One of Jeff’s commenters addresses something else about the infamous memos that had been bothering me: what the heck is an OETR?
As most lifetime civilians who have been following the Bush document story may have gathered, the military is a separate culture. It has its separate laws, separate customs and separate language(s). Indeed, subcultures exist within it. An Air Force person might not know the Army language and vice versa. And let’s not even discuss the inscrutable Navy lingo. For additional culture separation, there are countless separate policies and procedures that may apply to commissioned officers, but not to enlisted personnel. So—having been enlisted--when I saw the acronym OETR, I figured that it was some officer evaluation tool with which I wasn’t familiar. But Pax says that there's a deeper (snicker) reason that I'd never heard of the acronym:
I’m an active duty USAF Lt Col with 19 years in and wanted to add that the OETR/OER/OPR flap is likely just another nail in Dan Rather’s coffin. To clarify: OER (Officer Effectiveness Report...AF Form 707B--Company Grade Officers) was used to describe officer reports until 1988 (my last OER was dated May 88) The acronym OPR (Officer Performance Report, still AF Form 707B--Company Grade Officer) replaced the OER in 1988. Training reports (AF Form 475 since 1983, at least) are called Education/Training Reports and are used for either officers or enlisted personnel. There is no Officer Effectiveness Training Report (OETR) currently nor can I find any evidence that there ever has been. It’s quite likely that whoever concocted this document simply made the erroneous assumption that an Education/Training Report (E/TR or ETR) would have both an officer and enlisted version. Not a bad assumption since performance reports are different for officers and enlisted.
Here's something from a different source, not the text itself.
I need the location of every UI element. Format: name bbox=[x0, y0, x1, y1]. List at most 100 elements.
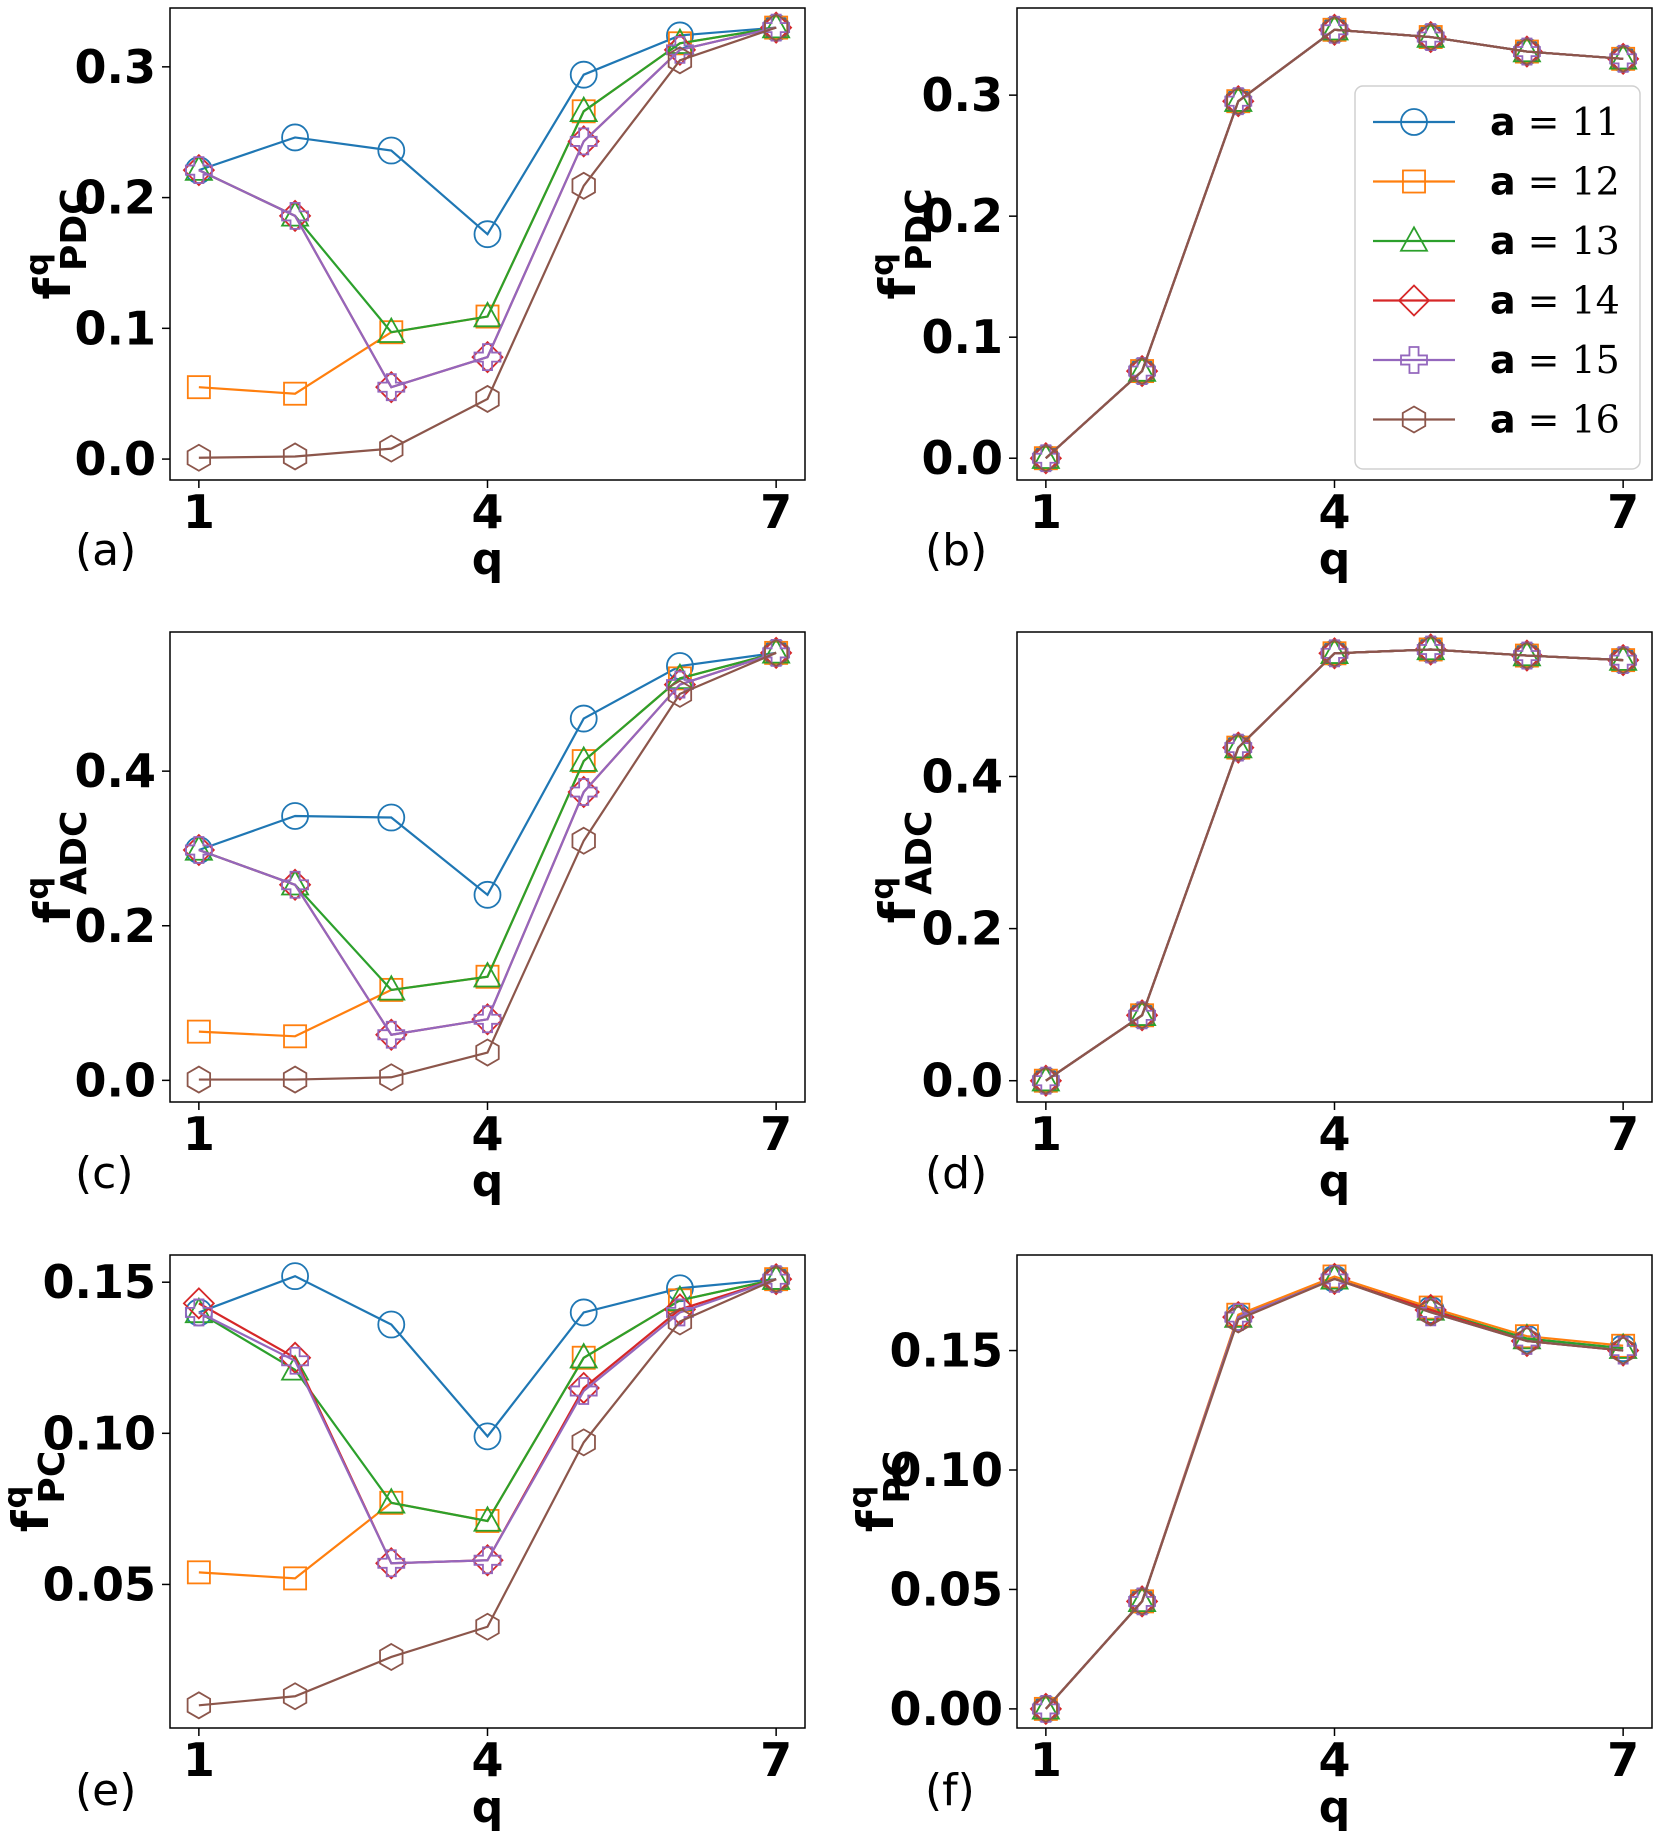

It’s just that training reports aren’t!All of the colonel’s form information was found to be correct.
One of the problems with the mainstream media’s fixation on both the Bush and Kerry service is that too few of them ever bothered to get their passports into the strange and different world of the military. As a matter of fact, they ignore the fact that a different culture even exists—the most significant problem here. (To acknowledge that it exists would mean that’d the MSM would have to admit their ignorance of it and why that ignorance exists: not because of simple life/career choices, but because many of them loath and look down upon the military.)
This is why they can’t predict which aspects of either man’s service will bother many veterans and which others will not. And this is why most can’t do a proper “translation” or “interpretation” of military documents and procedures. Imitation is most definitely out of the question, as we've seen in the past few days.
UPDATE: More from Allah (who's blogging like the deity he is).
UPDATE:Marty Johnson writes (here and at Allah's place):
"It [OETR] stands for Officer Education Transcript Repository. In other words, it's a place- NOT and evaluation or a course. (And it has been a place since 1956.)"
So I guess that General Staudt wanted LTC Killian to sugarcoat 1LT Bush's Officer Education Transcript Repository. That's a lot of sugar. (Groaning may commence.)